The worst New Year’s Day I ever spent was maybe 2009, somewhere around there, in my rent-stabilized apartment in Greenpoint where I lived for 12 years. A classic railroad, four rooms in a row, the last one the only room with a door. My roommate got that one. My room was in the hallway off the kitchen. My room was the hallway off the kitchen. I shared it with my pit bull Trinity. I had a bed and boxspring on the floor and a tiny pink chair the previous tenant, a heroin enthusiast, left behind when she was evicted, along with a freezer full of cockroaches.
I also had a flat screen TV, which for that time, was pretty fucking fancy for me. The TV was a Christmas gift from my sisters, they had gone to Walmart at midnight after Thanksgiving dinner for the big sales. Customers just stood by what they wanted to buy for a few hours until the registers opened. To my knowledge, no violence transpired. That year was a very Flat Screen TV Christmas, and I felt wildly absurd for having one. We had cable because my roommate needed to know how the Wire ended so he paid for it. A few months later that television was stolen, along with $72 of loose change, in a break-in.

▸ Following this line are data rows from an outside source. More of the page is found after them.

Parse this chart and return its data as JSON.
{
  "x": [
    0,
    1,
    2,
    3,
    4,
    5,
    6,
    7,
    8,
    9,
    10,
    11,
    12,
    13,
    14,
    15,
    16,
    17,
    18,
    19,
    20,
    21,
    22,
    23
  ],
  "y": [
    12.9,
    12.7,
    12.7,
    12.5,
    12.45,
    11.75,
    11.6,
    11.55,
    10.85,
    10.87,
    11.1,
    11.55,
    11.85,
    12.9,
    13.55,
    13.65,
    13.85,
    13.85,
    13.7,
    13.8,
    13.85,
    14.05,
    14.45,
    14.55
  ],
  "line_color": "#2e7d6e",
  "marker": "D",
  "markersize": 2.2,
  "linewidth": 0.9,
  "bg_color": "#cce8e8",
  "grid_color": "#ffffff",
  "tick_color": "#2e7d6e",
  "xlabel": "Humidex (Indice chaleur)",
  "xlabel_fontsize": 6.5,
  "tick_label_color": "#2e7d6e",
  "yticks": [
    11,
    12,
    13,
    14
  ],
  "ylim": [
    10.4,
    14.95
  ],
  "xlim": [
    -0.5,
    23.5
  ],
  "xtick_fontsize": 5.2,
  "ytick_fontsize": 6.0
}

My first flurry of years in New York were hard, there wasn’t a lot of life affirming activities or people available for me to choose from that day. Nothingness felt like the greatest, most affordable and achievable gift to give myself that day. I was prone to depressing tv and movies in the morning. I liked the tone it set for the day. This particular morning was no different, except I knew the world was full of people milling around, soaking in their last paid day off and planning their new selves for the year. Count me out. Being a cook meant my life was opposite of most people’s lives, and sometimes that felt like in opposition. Why would I want to be out when they are also out? After walking the dog and making coffee, I went back to my little hallway with the TV at the foot of the bed, the only place it could go, and turned it on.

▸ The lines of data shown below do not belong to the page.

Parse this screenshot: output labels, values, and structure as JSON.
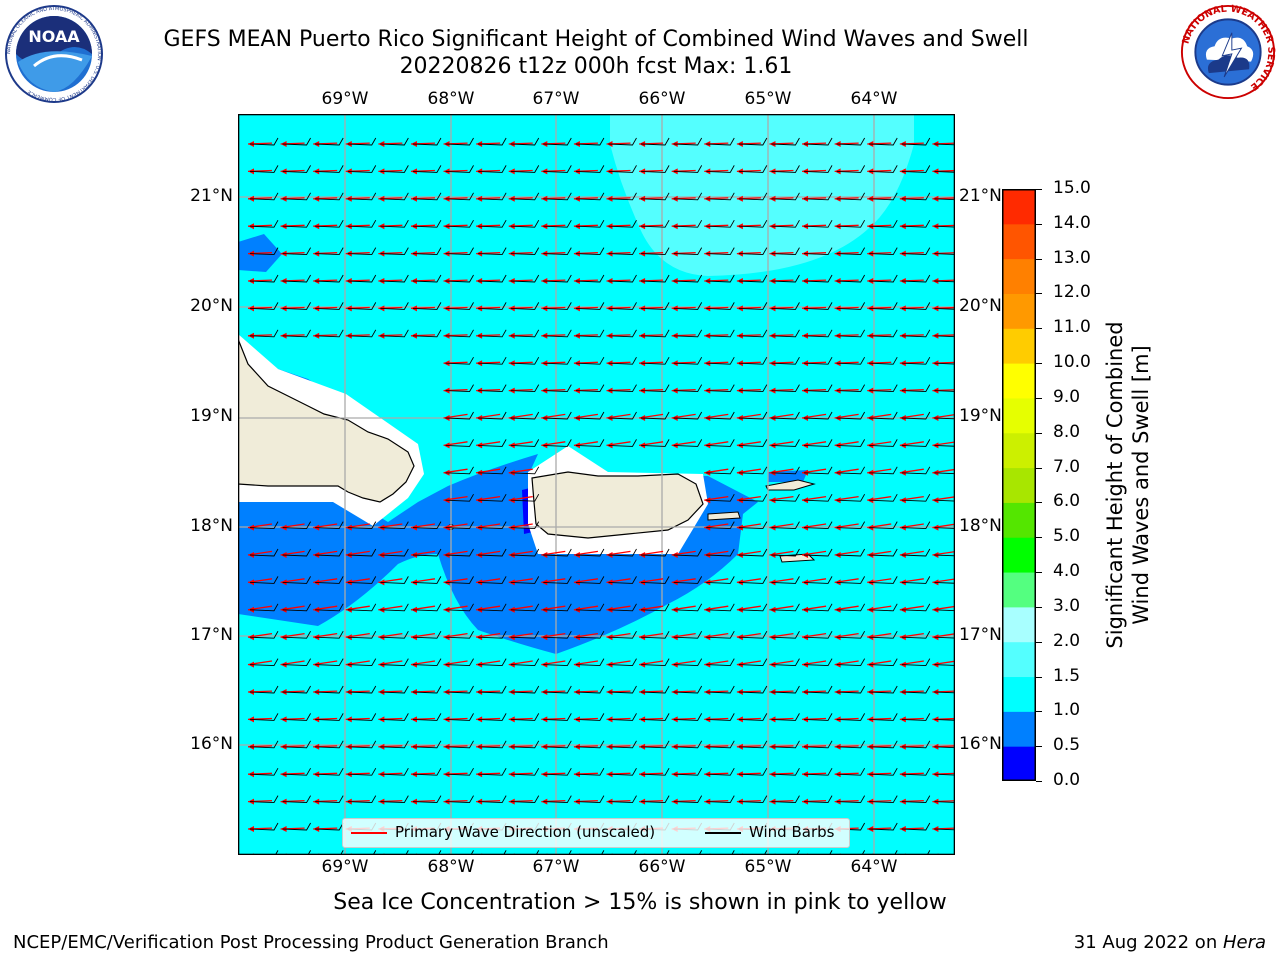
{
  "header": {
    "title_line1": "GEFS MEAN Puerto Rico Significant Height of Combined Wind Waves and Swell",
    "title_line2": "20220826 t12z 000h fcst   Max: 1.61"
  },
  "logos": {
    "noaa_text": "NOAA",
    "noaa_ring": "NATIONAL OCEANIC AND ATMOSPHERIC ADMINISTRATION · U.S. DEPARTMENT OF COMMERCE",
    "nws_ring": "NATIONAL WEATHER SERVICE"
  },
  "map": {
    "lon_labels": [
      "69°W",
      "68°W",
      "67°W",
      "66°W",
      "65°W",
      "64°W"
    ],
    "lat_labels": [
      "21°N",
      "20°N",
      "19°N",
      "18°N",
      "17°N",
      "16°N"
    ],
    "colors": {
      "ocean": "#00ffff",
      "land": "#f0ecd9",
      "land_edge_mask": "#ffffff",
      "band_0_5_1_0": "#0080ff",
      "band_0_0_0_5": "#0000ff",
      "band_1_5_2_0": "#54ffff",
      "wave_arrow": "#ff0000",
      "wind_barb": "#000000",
      "gridline": "#aaaaaa"
    }
  },
  "legend": {
    "items": [
      {
        "label": "Primary Wave Direction (unscaled)",
        "color": "#ff0000"
      },
      {
        "label": "Wind Barbs",
        "color": "#000000"
      }
    ]
  },
  "colorbar": {
    "label_line1": "Significant Height of Combined",
    "label_line2": "Wind Waves and Swell [m]",
    "ticks": [
      "0.0",
      "0.5",
      "1.0",
      "1.5",
      "2.0",
      "3.0",
      "4.0",
      "5.0",
      "6.0",
      "7.0",
      "8.0",
      "9.0",
      "10.0",
      "11.0",
      "12.0",
      "13.0",
      "14.0",
      "15.0"
    ],
    "colors": [
      "#0000ff",
      "#0080ff",
      "#00ffff",
      "#54ffff",
      "#a8ffff",
      "#54ff80",
      "#00ff00",
      "#54e600",
      "#a8e600",
      "#ccf000",
      "#e6ff00",
      "#ffff00",
      "#ffcc00",
      "#ff9900",
      "#ff8000",
      "#ff5500",
      "#ff2a00"
    ]
  },
  "caption": "Sea Ice Concentration > 15% is shown in pink to yellow",
  "footer": {
    "left": "NCEP/EMC/Verification Post Processing Product Generation Branch",
    "right_prefix": "31 Aug 2022 on ",
    "right_host": "Hera"
  }
}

Somehow I landed on an episode of the Biggest Loser, a reality competition show where all of the contestants are fat, and whoever loses the most weight wins a big check. It’s really a show about public degradation, humiliation, suffering and pain. The contestants all live together on the Biggest Loser Ranch, they work out for hours and hours a day and completely alter their eating habits. There’s a lot of crying. There are two different team led by trainers: Bob Harper, the “nice” trainer, or Jillians Michaels, the utter sadist. Spoiler alert—they’re both awful.

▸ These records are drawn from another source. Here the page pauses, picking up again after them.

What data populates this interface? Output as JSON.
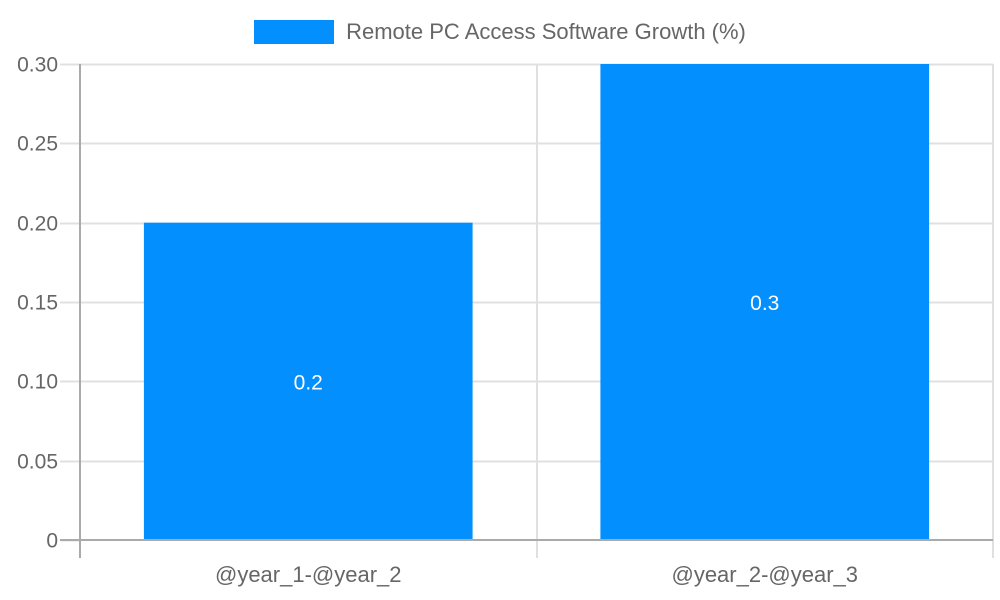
{
  "legend": {
    "label": "Remote PC Access Software Growth (%)",
    "color": "#038FFE"
  },
  "colors": {
    "bar": "#038FFE",
    "grid": "#E0E0E0",
    "axis": "#AAAAAA",
    "text": "#666666"
  },
  "chart_data": {
    "type": "bar",
    "title": "",
    "categories": [
      "@year_1-@year_2",
      "@year_2-@year_3"
    ],
    "series": [
      {
        "name": "Remote PC Access Software Growth (%)",
        "values": [
          0.2,
          0.3
        ],
        "color": "#038FFE"
      }
    ],
    "data_labels": [
      "0.2",
      "0.3"
    ],
    "xlabel": "",
    "ylabel": "",
    "ylim": [
      0,
      0.3
    ],
    "yticks": [
      "0",
      "0.05",
      "0.10",
      "0.15",
      "0.20",
      "0.25",
      "0.30"
    ],
    "grid": true,
    "legend_position": "top"
  }
}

I watched an entire season, a goddamn marathon, of the Biggest Loser on New Year’s Day. I did it to myself.
It began with one episode, and then I couldn’t tear myself away. Not because it’s a great show, or even a good one, but a binge is a binge is a binge, inertia is powerful and I’m a sucker for narrative.
The Biggest Loser eventually went off the air after exposés about the harmful environment behind the scenes; contestants encouraged to starve themselves (the whole show is done under the guise that it is safe and doctor-recommended) and the distribution of Adderall and “yellow jackets” (another great show!) that contain ephedra extract the FDA banned in 2004. Yep, they gave them speed to lose weight. Beyond what was happening on the show, studies showed that the weight gain former contestants often experienced was because the extreme circumstances they endured eventually fucked up their resting metabolic rate. That’s the number of calories your body burns at rest. The rate went down for most of contestants by hundreds of calories a day, for some, in the range of 500 calories less than typical for someone their size. Weight gain was inevitable.
The sun went up, the sun went down. I watched it all. I hated myself for doing it, but after a certain number of episodes I felt like I needed to finish the task. Beyond the harm I did exposing myself to hours upon hours of this show, at the time, I thought I watched people change their lives. Meanwhile, in the railroad apartment in Greenpoint, I had nothing to show for my day.
The popularity of that show in this country is partly because it is brutal to fat people, people we consider guilty for however they are treated because of how much they weigh. The world, this country, they want us to be cruel. It allows us to treat people poorly, to not care. Let’s be less cruel in 2024. Maybe this manifestation for the year underwhelms you, but let me remind you—this year is an election year.